Судака почти не коснулись главные события: в Феодосии — и то было тихо. Самое жуткое творилось южней и западней. Но тем и страшна была тишина, что в ней так же, как в Ялте и Севастополе, людям пришлось умирать и перерождаться — как бы ни от чего: рок действовал в чистом виде, драму играли без вкуса, реплики произносили ровно, и тем наглядней и жутче была сама драма. Многого Даня не хотел помнить. Он не верил, что арест убил мать: в конце концов, всего три недели, да и не из тех она была, кто подвластен внешним мерзостям.
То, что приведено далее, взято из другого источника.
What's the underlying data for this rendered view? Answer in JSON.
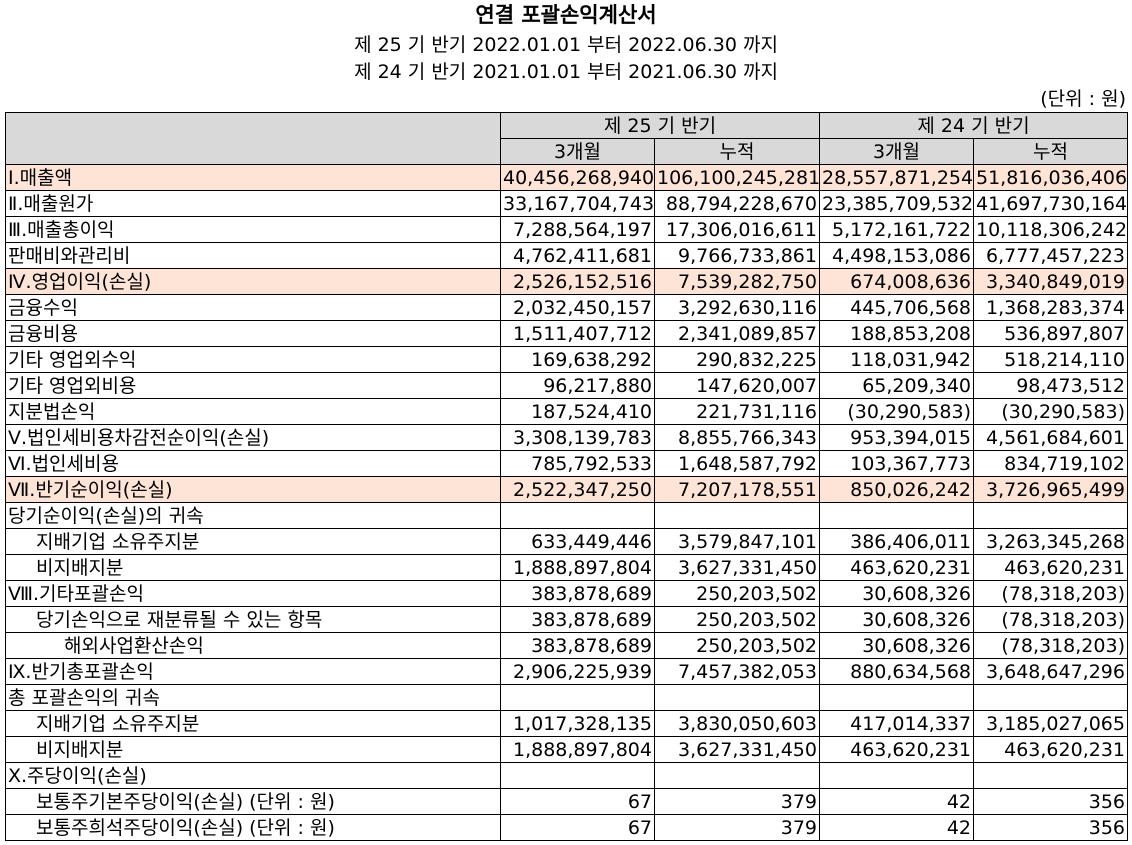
{
  "header": {
    "title": "연결 포괄손익계산서",
    "period1": "제 25 기 반기 2022.01.01 부터 2022.06.30 까지",
    "period2": "제 24 기 반기 2021.01.01 부터 2021.06.30 까지",
    "unit": "(단위 : 원)"
  },
  "columns": {
    "group1": "제 25 기 반기",
    "group2": "제 24 기 반기",
    "sub": [
      "3개월",
      "누적",
      "3개월",
      "누적"
    ]
  },
  "rows": [
    {
      "label": "Ⅰ.매출액",
      "indent": 0,
      "highlight": true,
      "values": [
        "40,456,268,940",
        "106,100,245,281",
        "28,557,871,254",
        "51,816,036,406"
      ]
    },
    {
      "label": "Ⅱ.매출원가",
      "indent": 0,
      "highlight": false,
      "values": [
        "33,167,704,743",
        "88,794,228,670",
        "23,385,709,532",
        "41,697,730,164"
      ]
    },
    {
      "label": "Ⅲ.매출총이익",
      "indent": 0,
      "highlight": false,
      "values": [
        "7,288,564,197",
        "17,306,016,611",
        "5,172,161,722",
        "10,118,306,242"
      ]
    },
    {
      "label": "판매비와관리비",
      "indent": 0,
      "highlight": false,
      "values": [
        "4,762,411,681",
        "9,766,733,861",
        "4,498,153,086",
        "6,777,457,223"
      ]
    },
    {
      "label": "Ⅳ.영업이익(손실)",
      "indent": 0,
      "highlight": true,
      "values": [
        "2,526,152,516",
        "7,539,282,750",
        "674,008,636",
        "3,340,849,019"
      ]
    },
    {
      "label": "금융수익",
      "indent": 0,
      "highlight": false,
      "values": [
        "2,032,450,157",
        "3,292,630,116",
        "445,706,568",
        "1,368,283,374"
      ]
    },
    {
      "label": "금융비용",
      "indent": 0,
      "highlight": false,
      "values": [
        "1,511,407,712",
        "2,341,089,857",
        "188,853,208",
        "536,897,807"
      ]
    },
    {
      "label": "기타 영업외수익",
      "indent": 0,
      "highlight": false,
      "values": [
        "169,638,292",
        "290,832,225",
        "118,031,942",
        "518,214,110"
      ]
    },
    {
      "label": "기타 영업외비용",
      "indent": 0,
      "highlight": false,
      "values": [
        "96,217,880",
        "147,620,007",
        "65,209,340",
        "98,473,512"
      ]
    },
    {
      "label": "지분법손익",
      "indent": 0,
      "highlight": false,
      "values": [
        "187,524,410",
        "221,731,116",
        "(30,290,583)",
        "(30,290,583)"
      ]
    },
    {
      "label": "Ⅴ.법인세비용차감전순이익(손실)",
      "indent": 0,
      "highlight": false,
      "values": [
        "3,308,139,783",
        "8,855,766,343",
        "953,394,015",
        "4,561,684,601"
      ]
    },
    {
      "label": "Ⅵ.법인세비용",
      "indent": 0,
      "highlight": false,
      "values": [
        "785,792,533",
        "1,648,587,792",
        "103,367,773",
        "834,719,102"
      ]
    },
    {
      "label": "Ⅶ.반기순이익(손실)",
      "indent": 0,
      "highlight": true,
      "values": [
        "2,522,347,250",
        "7,207,178,551",
        "850,026,242",
        "3,726,965,499"
      ]
    },
    {
      "label": "당기순이익(손실)의 귀속",
      "indent": 0,
      "highlight": false,
      "values": [
        "",
        "",
        "",
        ""
      ]
    },
    {
      "label": "지배기업 소유주지분",
      "indent": 1,
      "highlight": false,
      "values": [
        "633,449,446",
        "3,579,847,101",
        "386,406,011",
        "3,263,345,268"
      ]
    },
    {
      "label": "비지배지분",
      "indent": 1,
      "highlight": false,
      "values": [
        "1,888,897,804",
        "3,627,331,450",
        "463,620,231",
        "463,620,231"
      ]
    },
    {
      "label": "Ⅷ.기타포괄손익",
      "indent": 0,
      "highlight": false,
      "values": [
        "383,878,689",
        "250,203,502",
        "30,608,326",
        "(78,318,203)"
      ]
    },
    {
      "label": "당기손익으로 재분류될 수 있는 항목",
      "indent": 1,
      "highlight": false,
      "values": [
        "383,878,689",
        "250,203,502",
        "30,608,326",
        "(78,318,203)"
      ]
    },
    {
      "label": "해외사업환산손익",
      "indent": 2,
      "highlight": false,
      "values": [
        "383,878,689",
        "250,203,502",
        "30,608,326",
        "(78,318,203)"
      ]
    },
    {
      "label": "Ⅸ.반기총포괄손익",
      "indent": 0,
      "highlight": false,
      "values": [
        "2,906,225,939",
        "7,457,382,053",
        "880,634,568",
        "3,648,647,296"
      ]
    },
    {
      "label": "총 포괄손익의 귀속",
      "indent": 0,
      "highlight": false,
      "values": [
        "",
        "",
        "",
        ""
      ]
    },
    {
      "label": "지배기업 소유주지분",
      "indent": 1,
      "highlight": false,
      "values": [
        "1,017,328,135",
        "3,830,050,603",
        "417,014,337",
        "3,185,027,065"
      ]
    },
    {
      "label": "비지배지분",
      "indent": 1,
      "highlight": false,
      "values": [
        "1,888,897,804",
        "3,627,331,450",
        "463,620,231",
        "463,620,231"
      ]
    },
    {
      "label": "Ⅹ.주당이익(손실)",
      "indent": 0,
      "highlight": false,
      "values": [
        "",
        "",
        "",
        ""
      ]
    },
    {
      "label": "보통주기본주당이익(손실) (단위 : 원)",
      "indent": 1,
      "highlight": false,
      "values": [
        "67",
        "379",
        "42",
        "356"
      ]
    },
    {
      "label": "보통주희석주당이익(손실) (단위 : 원)",
      "indent": 1,
      "highlight": false,
      "values": [
        "67",
        "379",
        "42",
        "356"
      ]
    }
  ]
}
Дело было в невозможности жить там дальше — это чувствовали только самые открытые, как называла мать людей, внимательных к движениям воздуха, предчувствиям и скрытым переломам. Отец в этом смысле был образчик здоровья — тем более заметного, чем чаще он хворал всякой ерундой, простужался, захрамывал от ревматизма. Валериан тоже чувствовал, что жить в Крыму больше нельзя, но был настолько крымским, что любил его всяким.
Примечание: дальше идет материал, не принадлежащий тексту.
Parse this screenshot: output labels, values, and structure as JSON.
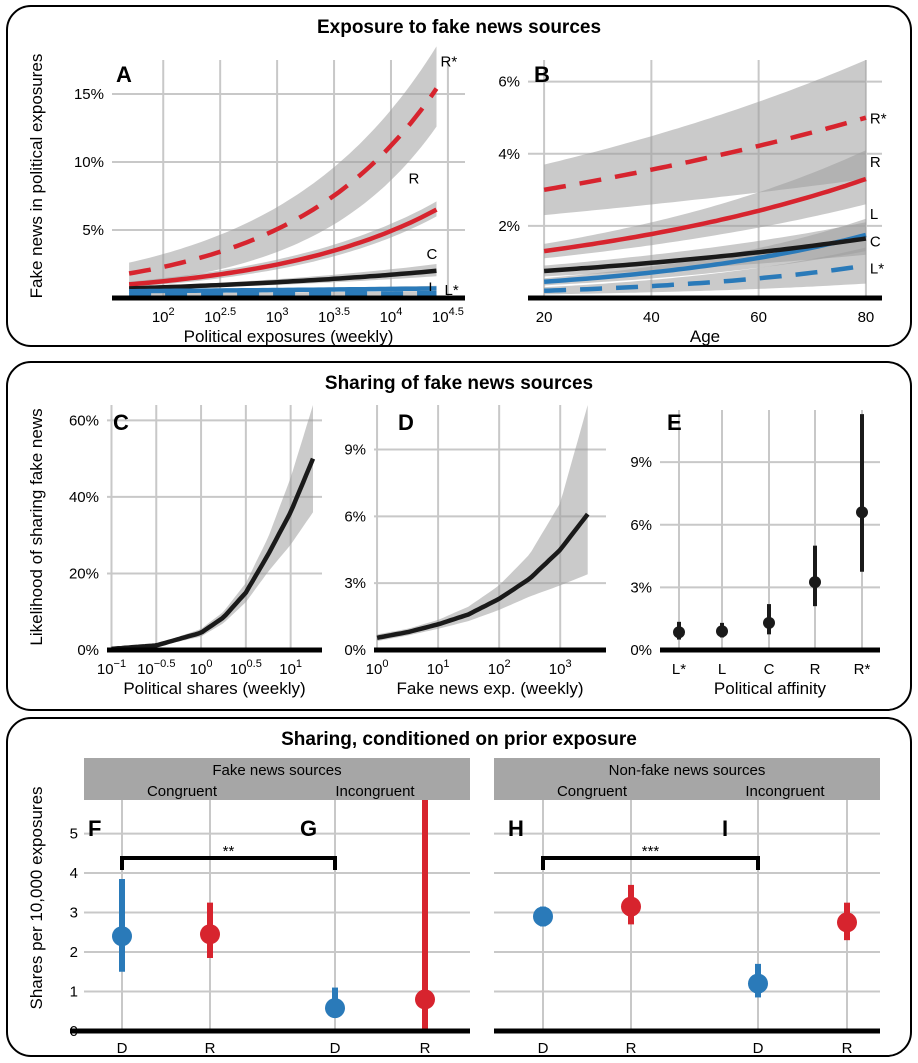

Кое в чем и теперь нельзя было признаваться себе, особенно вслух. Наконец Даня решил написать о том, что всегда его волновало, — о духе и метафизике местности: у него была давняя мысль о том, что этот дух — выраженный лишь отчасти в климате и ландшафте — превыше любых исторических обстоятельств решает судьбу страны. Крым задуман был пограничьем, перекрестком, местом встречи и гармоничного сосуществования противоположностей; самый его рельеф отвечал этому назначению. Он весь был граница — земли и моря, России и Леванта, греческой античности и генуэзского средневековья, да хоть бы жизни и смерти — не зря тут селились чахоточные; в Крыму Бог чувствовался и просвечивал, и потому Дане тяжко было в других местах, где между Богом и миром громоздились пласты препятствий. Он вспомнил сказку Грэма о Южном Сиянии. Они сидели у Вала, на огромном, диком пляже со знаменитыми сердоликами, и Грэм был в том редком, счастливом опьянении, когда голос его бывал глубок и нежен, когда вместо проклятий скучным людям и былым возлюбленным он выговаривал свои шатучие, костлявые, кренящиеся набок, а все же сильные и странные стихи. Он импровизировал в такие минуты стремительно и щедро, уставившись туда, где цвели самые небесные краски — столь же редкие даже в Судаке, как эта грэмовская нежность. Дане было пятнадцать, он сидел рядом, боясь вздохнуть.